MONS

Réunion consacrée à la sécurité à Mons: un coup de com' estime l'opposition

Réunion consacrée à la sécurité à Mons: un coup de com' estime l'opposition

L'opposition n'a pas trouvé son compte dans l'organisation d'une réunion consacrée à la sécurité. Police Mons-Quévy

Après une heure de réunion, les conseillers communaux ont décidé de quitter cette séance informelle.

Hier soir, les conseillers communaux de la ville de Mons avaient rendez-vous pour une réunion consacrée à la sécurité. Le Bourgmestre Elio Di Rupo avait convié tous les élus pour débattre sur ce thème en compagnie de représentants des forces de police.
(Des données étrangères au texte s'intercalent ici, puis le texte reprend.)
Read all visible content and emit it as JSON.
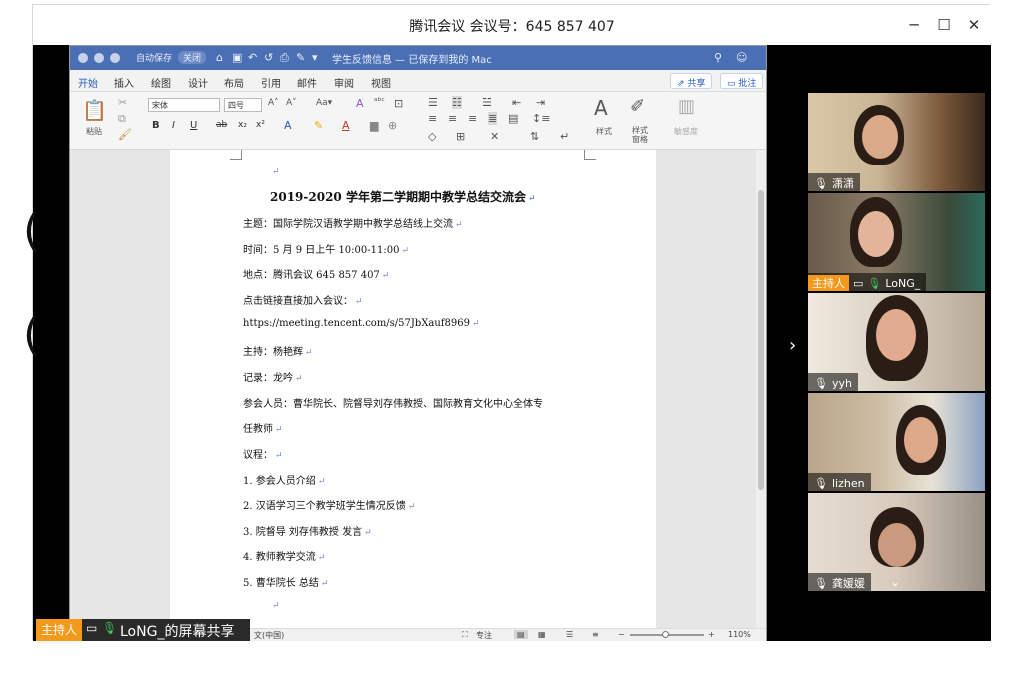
{
  "window": {
    "title": "腾讯会议 会议号：645 857 407",
    "minimize": "─",
    "maximize": "☐",
    "close": "✕"
  },
  "background_glyphs": [
    "(",
    "("
  ],
  "word": {
    "autosave": "自动保存",
    "autosave_toggle": "关闭",
    "doc_title": "学生反馈信息 — 已保存到我的 Mac",
    "tabs": [
      "开始",
      "插入",
      "绘图",
      "设计",
      "布局",
      "引用",
      "邮件",
      "审阅",
      "视图"
    ],
    "share": "共享",
    "comment": "批注",
    "ribbon": {
      "paste": "粘贴",
      "font": "宋体",
      "size": "四号",
      "styles": "样式",
      "styles_pane": "样式\n窗格",
      "sensitivity": "敏感度"
    },
    "document": {
      "title": "2019-2020 学年第二学期期中教学总结交流会",
      "lines": [
        "主题：国际学院汉语教学期中教学总结线上交流",
        "时间：5 月 9 日上午 10:00-11:00",
        "地点：腾讯会议 645 857 407",
        "点击链接直接加入会议：",
        "https://meeting.tencent.com/s/57JbXauf8969",
        "主持：杨艳辉",
        "记录：龙吟",
        "参会人员：曹华院长、院督导刘存伟教授、国际教育文化中心全体专",
        "任教师",
        "议程：",
        "1. 参会人员介绍",
        "2. 汉语学习三个教学班学生情况反馈",
        "3. 院督导  刘存伟教授  发言",
        "4. 教师教学交流",
        "5. 曹华院长  总结"
      ],
      "return_mark": "↵"
    },
    "status": {
      "lang": "文(中国)",
      "focus": "专注",
      "zoom": "110%"
    }
  },
  "share_badge": {
    "host": "主持人",
    "label": "LoNG_的屏幕共享"
  },
  "participants": [
    {
      "name": "潇潇",
      "host": false
    },
    {
      "name": "LoNG_",
      "host": true,
      "host_label": "主持人"
    },
    {
      "name": "yyh",
      "host": false
    },
    {
      "name": "lizhen",
      "host": false
    },
    {
      "name": "龚媛媛",
      "host": false
    }
  ],
  "colors": {
    "accent": "#4a6fb5",
    "host_orange": "#f39a1c",
    "mic_green": "#3ecf5a"
  }
}
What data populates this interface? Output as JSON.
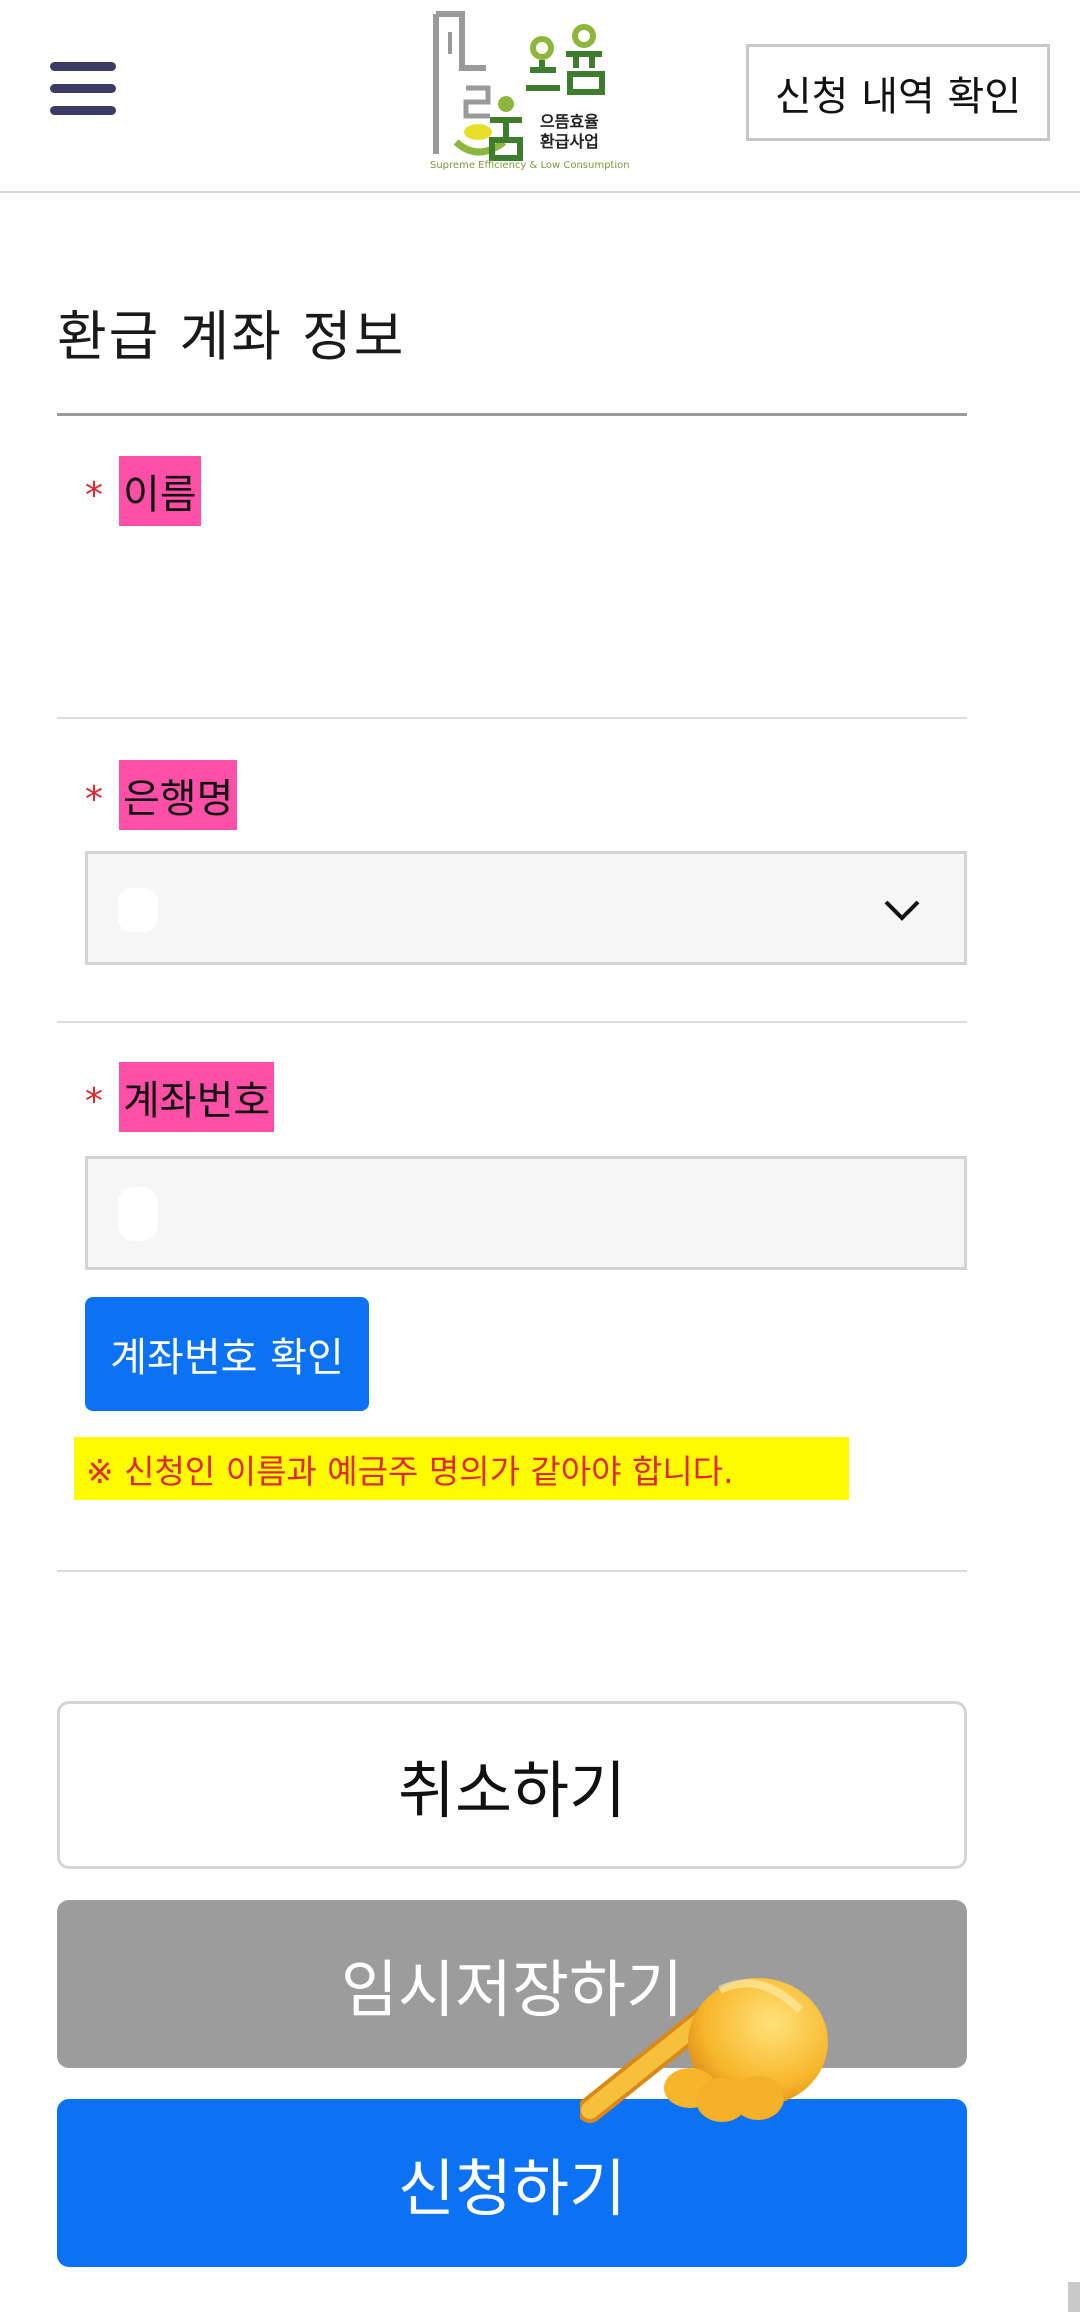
{
  "header": {
    "menu_icon": "hamburger-menu-icon",
    "logo": {
      "name_line1": "으뜸효율",
      "name_line2": "환급사업",
      "subtitle": "Supreme Efficiency & Low Consumption",
      "colors": {
        "green": "#8db63c",
        "dark_green": "#3f7d2e",
        "yellow": "#e8df2a",
        "gray": "#9a9a9a"
      }
    },
    "history_button": "신청 내역 확인"
  },
  "section": {
    "title": "환급 계좌 정보"
  },
  "fields": {
    "name": {
      "required_mark": "*",
      "label": "이름"
    },
    "bank": {
      "required_mark": "*",
      "label": "은행명",
      "dropdown_icon": "chevron-down-icon"
    },
    "account": {
      "required_mark": "*",
      "label": "계좌번호",
      "verify_button": "계좌번호 확인"
    }
  },
  "notice": "※ 신청인 이름과 예금주 명의가 같아야 합니다.",
  "actions": {
    "cancel": "취소하기",
    "temp_save": "임시저장하기",
    "submit": "신청하기"
  },
  "overlay": {
    "pointer_icon": "pointing-hand-emoji-icon"
  },
  "colors": {
    "primary": "#0b72f5",
    "disabled": "#9c9c9c",
    "required": "#e0282f",
    "label_highlight": "#ff4fa6",
    "notice_highlight": "#fffb00"
  }
}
Le chef de la zone de police Mons-Quévy était présent, ainsi que plusieurs autres commissaires.

Une réunion informelle, ouverte au public, sans ordre du jour, le concept a fait tiquer l'opposition, qui a d'emblée désapprouvé la démarche. John Beugnies, conseiller PTB, a d’emblée fait savoir qu’il "ferait parvenir ses propositions par écrit", rapporte la RTBF. Ecolo et MR se prêtent au jeu des questions, mais ont vite l'impression que la réunion ne débouchera sur rien de concret. 

Pour le Bourgmestre Elio Di Rupo, l'objet de la réunion était de recueillir les remarques et suggestions des différents conseillers toute tendance politique, pour nourrir la réflexion sur la politique sécuritaire à Mons. Le débat ne durera pas longtemps: une heure après le début de la réunion, tous les conseillers d'opposition, de chaque tendance, décident de partir.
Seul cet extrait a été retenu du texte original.